Он уселся, близко наклонился ко мне через стол, и я увидел, как ввалились его щеки, отметил темные круги под глазами. Кудрявые волосы были так растрепаны, словно он все время ерошил их.

— Меня приговорили к двадцати пяти годам тюрьмы за книгу! За книгу! — восклицал он. — Нелепость! Дерьмо собачье! Простите за грубость, но как это еще назвать? Понимаете, я написал роман, безумный, дикий роман. Вульгарный? Да, вульгарный. Непристойный? Да. Порнографический? Пусть так. Оскорбительный для кого-то? Да, да, да! К этому я и стремился. Это роман-провокация. — Кристиан приостановился, мысленно подыскивая пример, и продолжал: — Я пишу, что Христу было легче вылезти на свет из женской утробы, чем мне… — Он спохватился и быстро поправился: — Чем рассказчику трахнуть ее. Конечно, я хотел, чтобы книга вызывала возмущение, — продолжал он. — Со мной случилось то же, что с Салманом Рушди.

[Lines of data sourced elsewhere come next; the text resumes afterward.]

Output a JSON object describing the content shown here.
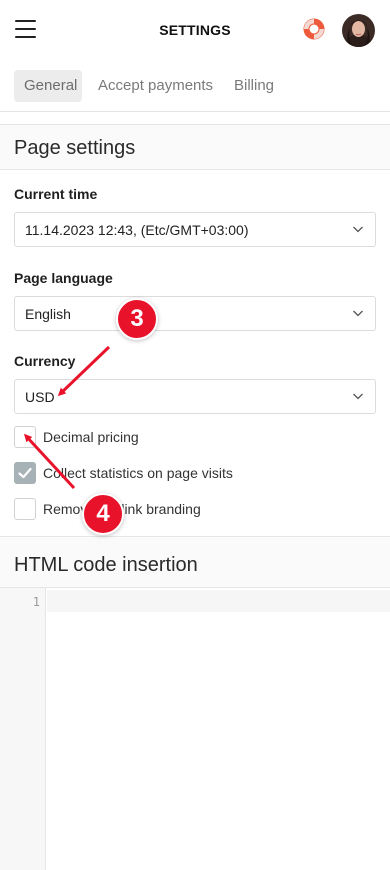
{
  "header": {
    "title": "SETTINGS",
    "menu_icon": "hamburger-menu-icon",
    "help_icon": "lifebuoy-icon",
    "avatar": "user-avatar"
  },
  "tabs": [
    {
      "label": "General",
      "active": true
    },
    {
      "label": "Accept payments",
      "active": false
    },
    {
      "label": "Billing",
      "active": false
    }
  ],
  "page_settings": {
    "title": "Page settings",
    "current_time": {
      "label": "Current time",
      "value": "11.14.2023 12:43, (Etc/GMT+03:00)"
    },
    "page_language": {
      "label": "Page language",
      "value": "English"
    },
    "currency": {
      "label": "Currency",
      "value": "USD"
    },
    "checkboxes": [
      {
        "label": "Decimal pricing",
        "checked": false
      },
      {
        "label": "Collect statistics on page visits",
        "checked": true
      },
      {
        "label": "Remove Taplink branding",
        "checked": false
      }
    ]
  },
  "html_code": {
    "title": "HTML code insertion",
    "line_numbers": [
      "1"
    ]
  },
  "annotations": [
    {
      "number": "3"
    },
    {
      "number": "4"
    }
  ],
  "colors": {
    "accent_red": "#e8132b",
    "checkbox_checked": "#a7b2b7"
  }
}
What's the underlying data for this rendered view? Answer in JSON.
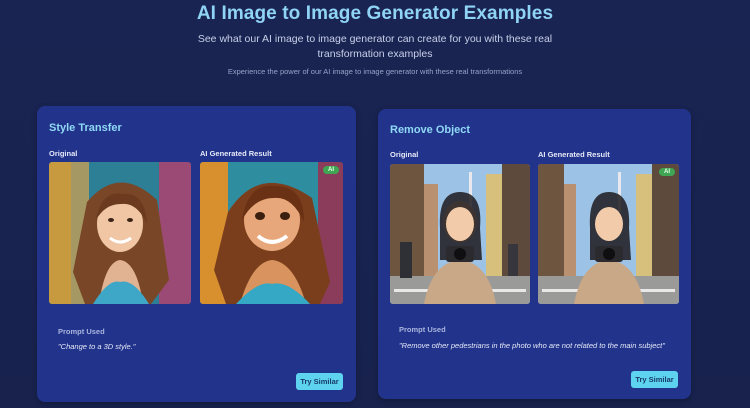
{
  "hero": {
    "title": "AI Image to Image Generator Examples",
    "subtitle": "See what our AI image to image generator can create for you with these real transformation examples",
    "note": "Experience the power of our AI image to image generator with these real transformations"
  },
  "examples": [
    {
      "title": "Style Transfer",
      "original_label": "Original",
      "result_label": "AI Generated Result",
      "badge": "AI",
      "prompt_heading": "Prompt Used",
      "prompt": "\"Change to a 3D style.\"",
      "button": "Try Similar"
    },
    {
      "title": "Remove Object",
      "original_label": "Original",
      "result_label": "AI Generated Result",
      "badge": "AI",
      "prompt_heading": "Prompt Used",
      "prompt": "\"Remove other pedestrians in the photo who are not related to the main subject\"",
      "button": "Try Similar"
    }
  ],
  "colors": {
    "background": "#1a2452",
    "card": "#22338c",
    "title_accent": "#8fd3f5",
    "button": "#5ed3ef",
    "badge": "#3fa653"
  }
}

Книгу, которую он до сих пор сжимал в руках, Кристиан положил на стол — это был потрепанный, рассыпающийся на куски экземпляр «Амока».

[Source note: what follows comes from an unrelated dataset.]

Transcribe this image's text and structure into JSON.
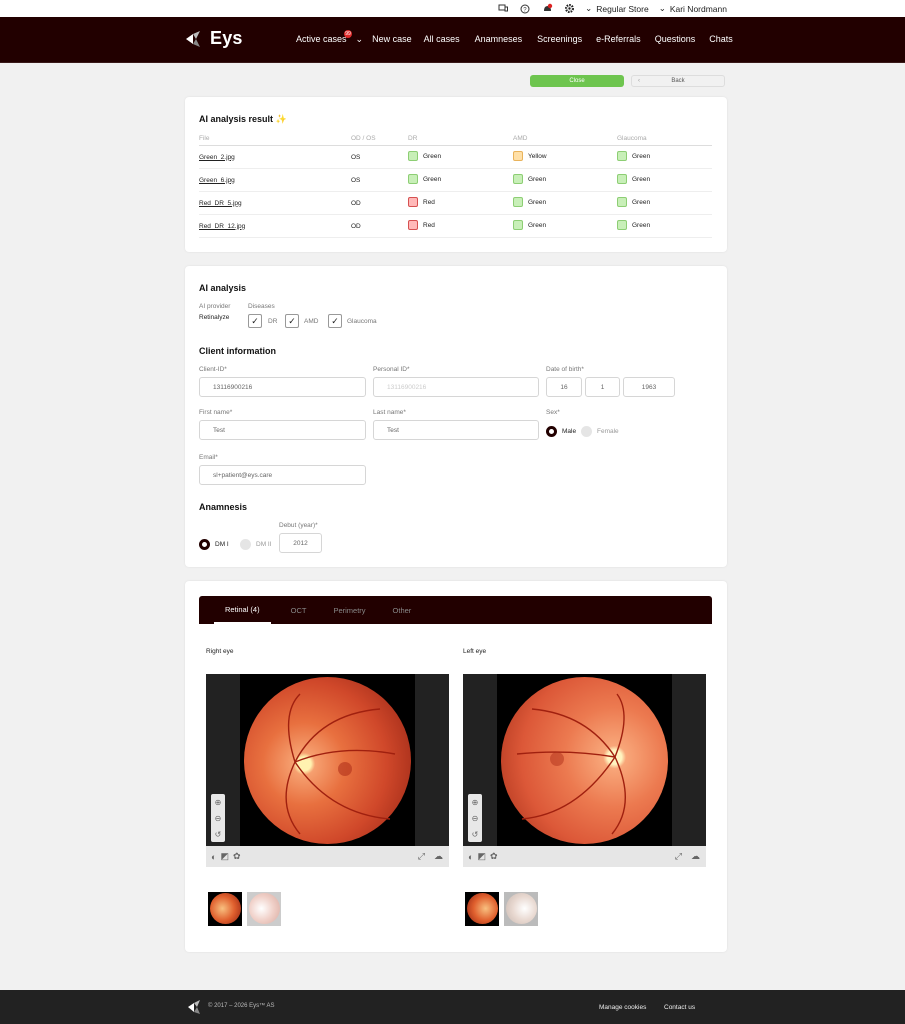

От вопросов насчет улик — таких, как проданный им сотовый телефон и принадлежавшая ему телефонная карточка, — Бала уклонялся, а иной раз намекал на существование некоего заговора.

— Карточка не моя, — заявил он. — Меня подставили. Кто именно, я пока не знаю, но кто-то желает мне зла. — Он дотронулся до моей руки, взывая к сочувствию. — Видите, что они творят? Конструируют реальность и вынуждают меня жить внутри их вымысла.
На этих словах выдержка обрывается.